4 Tips for a Heart-Healthy Diet
February is Heart Month, which means its a great time to think about your cardiovascular health. In this video, Richmond health coach Lindsey Patton offers four tips to help make sure your diet is a heart-healthy one. Watch the video below and read on for a recap.
Tip No. 1: Control your portions.
First things first. No matter what food you're eating, it's important to have controlled portions. The larger the portions we have, the more we are at risk for gaining weight, causing obesity, and being more at risk for inflammation in the body and developing heart disease. So first and foremost, no matter what you're eating, make sure you measure and monitor your portion sizes.
A great tip is stopping to eat when you're full. It takes some practice. So get used to smaller portions if you know that that might be a challenge currently.
Tip No. 2: Cut out sugary drinks.
Number two is to reduce your, or actually, totally cut out sugary drinks. There's no nutritional benefit here. You're not getting any fiber. You're getting tons of sugar without any nutritional benefit. So sticking to unsweetened teas, you can have plenty of water. Water is great for you. Maybe aim for half of your weight in ounces every day of water. So staying hydrated, but opting to totally cut out sugary drinks is a great start where you can reduce the calories in your diet and also lessen the chances for obesity and heart disease.
Tip No. 3: Reduce processed (and fried) food intake.
And third is processed foods. We'll put that in the same category, too, as fried foods. If it's coming out of a box , it's not made from the ground. They have to add things to it to preserve it and keep it on the shelves longer. So the longer the shelf life, usually the more preservatives.
The most common preservatives you see in food are salt and sugar. They're cheap ways to preserve the foods. They also make them taste better so we're more likely to eat more of those foods. So opt for whole real foods.
Leafy green vegetables are great for you. Really any vegetable, especially if it grows above the ground. So the above-ground vegetables are going to be a lot fewer carbohydrates.
A way to remember the difference between a fruit or vegetable that grows above the ground or below the ground...The ones below the ground are higher in starch and you have to cook it to bite into it. So if you're like, I don't really know where this vegetable is grown, just use that as a tip. No one's going to go pick up an unbaked potato and take a bite out of it like an apple. You have to cook it to eat it. It just changes the chemistry of it and it's higher carbohydrates in those types of vegetables.

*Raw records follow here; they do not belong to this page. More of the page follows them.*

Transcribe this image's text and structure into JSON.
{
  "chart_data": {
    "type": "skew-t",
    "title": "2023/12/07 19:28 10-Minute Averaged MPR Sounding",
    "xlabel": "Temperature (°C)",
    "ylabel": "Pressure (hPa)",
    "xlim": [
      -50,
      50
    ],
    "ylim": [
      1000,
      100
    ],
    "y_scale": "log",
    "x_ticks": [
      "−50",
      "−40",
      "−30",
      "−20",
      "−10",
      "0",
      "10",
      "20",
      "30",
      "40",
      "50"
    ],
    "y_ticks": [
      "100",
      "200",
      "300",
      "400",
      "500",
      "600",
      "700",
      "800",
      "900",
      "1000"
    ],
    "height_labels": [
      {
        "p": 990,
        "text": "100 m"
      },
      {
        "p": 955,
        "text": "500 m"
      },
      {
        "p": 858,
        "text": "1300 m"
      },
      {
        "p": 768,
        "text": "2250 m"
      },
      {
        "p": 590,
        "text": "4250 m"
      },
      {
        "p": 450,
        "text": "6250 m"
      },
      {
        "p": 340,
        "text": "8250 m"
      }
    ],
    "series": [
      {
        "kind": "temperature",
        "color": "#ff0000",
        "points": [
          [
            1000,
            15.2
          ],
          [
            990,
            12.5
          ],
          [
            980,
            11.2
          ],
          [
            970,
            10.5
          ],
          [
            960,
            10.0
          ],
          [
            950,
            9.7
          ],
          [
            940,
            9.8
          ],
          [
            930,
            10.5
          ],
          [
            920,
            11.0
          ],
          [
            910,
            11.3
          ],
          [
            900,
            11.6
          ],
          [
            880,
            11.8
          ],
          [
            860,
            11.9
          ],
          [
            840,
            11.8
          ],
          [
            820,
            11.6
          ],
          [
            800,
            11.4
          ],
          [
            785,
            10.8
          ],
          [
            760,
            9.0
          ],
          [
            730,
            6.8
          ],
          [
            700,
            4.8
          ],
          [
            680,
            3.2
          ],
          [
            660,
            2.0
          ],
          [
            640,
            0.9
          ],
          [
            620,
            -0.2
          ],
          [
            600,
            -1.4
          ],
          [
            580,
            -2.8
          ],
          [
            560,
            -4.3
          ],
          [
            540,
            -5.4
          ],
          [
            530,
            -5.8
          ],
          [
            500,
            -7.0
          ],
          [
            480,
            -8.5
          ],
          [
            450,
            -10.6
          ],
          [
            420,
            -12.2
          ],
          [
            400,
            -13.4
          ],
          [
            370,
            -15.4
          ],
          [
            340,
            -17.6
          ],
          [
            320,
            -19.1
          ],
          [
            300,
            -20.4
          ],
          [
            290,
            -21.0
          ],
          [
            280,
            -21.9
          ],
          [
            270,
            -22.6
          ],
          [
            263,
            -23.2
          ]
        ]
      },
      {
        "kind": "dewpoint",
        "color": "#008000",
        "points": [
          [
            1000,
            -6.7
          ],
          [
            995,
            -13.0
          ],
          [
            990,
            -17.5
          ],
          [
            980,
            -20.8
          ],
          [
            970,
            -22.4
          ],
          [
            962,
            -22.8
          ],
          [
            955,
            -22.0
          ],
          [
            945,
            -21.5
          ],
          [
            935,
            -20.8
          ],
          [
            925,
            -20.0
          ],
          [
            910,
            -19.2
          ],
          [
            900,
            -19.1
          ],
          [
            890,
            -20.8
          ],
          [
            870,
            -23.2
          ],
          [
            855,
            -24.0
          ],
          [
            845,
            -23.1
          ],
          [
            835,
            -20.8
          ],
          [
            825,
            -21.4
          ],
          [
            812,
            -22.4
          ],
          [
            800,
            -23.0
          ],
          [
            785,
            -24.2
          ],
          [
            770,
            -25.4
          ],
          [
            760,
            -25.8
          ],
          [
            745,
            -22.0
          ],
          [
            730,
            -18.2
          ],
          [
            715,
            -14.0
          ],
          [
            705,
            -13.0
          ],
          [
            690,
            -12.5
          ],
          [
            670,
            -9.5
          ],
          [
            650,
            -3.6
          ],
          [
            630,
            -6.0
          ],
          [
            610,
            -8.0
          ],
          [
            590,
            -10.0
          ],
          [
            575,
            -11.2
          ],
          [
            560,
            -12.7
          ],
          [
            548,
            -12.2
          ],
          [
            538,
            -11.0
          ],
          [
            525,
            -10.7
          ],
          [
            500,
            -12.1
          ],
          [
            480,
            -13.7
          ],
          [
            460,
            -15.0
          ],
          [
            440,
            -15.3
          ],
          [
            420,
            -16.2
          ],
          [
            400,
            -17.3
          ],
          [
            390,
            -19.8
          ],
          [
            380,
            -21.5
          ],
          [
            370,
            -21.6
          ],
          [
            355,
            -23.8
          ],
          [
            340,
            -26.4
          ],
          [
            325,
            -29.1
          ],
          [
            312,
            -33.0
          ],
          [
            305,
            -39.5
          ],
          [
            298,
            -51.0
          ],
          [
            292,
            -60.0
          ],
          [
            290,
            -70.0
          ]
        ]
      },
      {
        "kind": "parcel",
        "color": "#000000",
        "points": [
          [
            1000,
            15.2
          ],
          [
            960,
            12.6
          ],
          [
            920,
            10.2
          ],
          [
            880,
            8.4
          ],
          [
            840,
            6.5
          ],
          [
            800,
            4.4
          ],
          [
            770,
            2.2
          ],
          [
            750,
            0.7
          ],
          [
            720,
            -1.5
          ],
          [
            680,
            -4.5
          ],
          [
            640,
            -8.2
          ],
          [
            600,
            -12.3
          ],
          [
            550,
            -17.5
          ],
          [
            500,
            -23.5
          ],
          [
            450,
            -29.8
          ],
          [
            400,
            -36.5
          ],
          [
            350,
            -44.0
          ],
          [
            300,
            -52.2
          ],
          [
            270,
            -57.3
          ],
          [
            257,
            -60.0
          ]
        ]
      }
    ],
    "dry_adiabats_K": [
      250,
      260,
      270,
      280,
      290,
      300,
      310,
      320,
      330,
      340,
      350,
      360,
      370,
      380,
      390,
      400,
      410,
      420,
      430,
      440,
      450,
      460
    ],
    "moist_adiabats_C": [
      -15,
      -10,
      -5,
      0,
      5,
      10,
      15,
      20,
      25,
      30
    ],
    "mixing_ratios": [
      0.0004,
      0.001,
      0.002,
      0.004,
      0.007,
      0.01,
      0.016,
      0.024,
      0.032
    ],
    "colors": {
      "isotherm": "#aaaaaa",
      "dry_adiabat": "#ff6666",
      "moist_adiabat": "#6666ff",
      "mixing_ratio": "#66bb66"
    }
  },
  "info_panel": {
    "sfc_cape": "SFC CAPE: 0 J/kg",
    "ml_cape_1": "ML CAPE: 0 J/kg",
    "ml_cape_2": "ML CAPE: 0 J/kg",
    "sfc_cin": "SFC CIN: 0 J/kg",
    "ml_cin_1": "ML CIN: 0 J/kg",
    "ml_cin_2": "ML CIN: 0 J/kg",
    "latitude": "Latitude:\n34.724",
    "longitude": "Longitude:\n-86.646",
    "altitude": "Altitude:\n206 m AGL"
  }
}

Ideally also your vegetable content is higher than your fruits. Fruits and vegetables are both good for you, but vegetables going to have lower carbohydrates, which in turn is going to help to manage your hunger and your weight as well.
Tip No. 4: Keep an eye on your sodium intake.
And then one other other food to really, or type of thing you could have in your food, is sodium content. Foods high in sodium are going to make us bloat, retain water, and make our blood vessels pump harder and put more strain on our heart.
Be conscious of foods that, especially Asian foods that have a lot of soy sauce. One packet of soy sauce is like 230 milligrams. If you're monitoring your sodium intake under 2,300 milligrams per day is just general guidance.
But if you have high blood pressure, they actually recommend less than 1,500 milligrams. Most Americans eat around 3,000 milligrams of sodium, so you don't necessarily have to add a lot of salt to your food to have high sodium in your diet.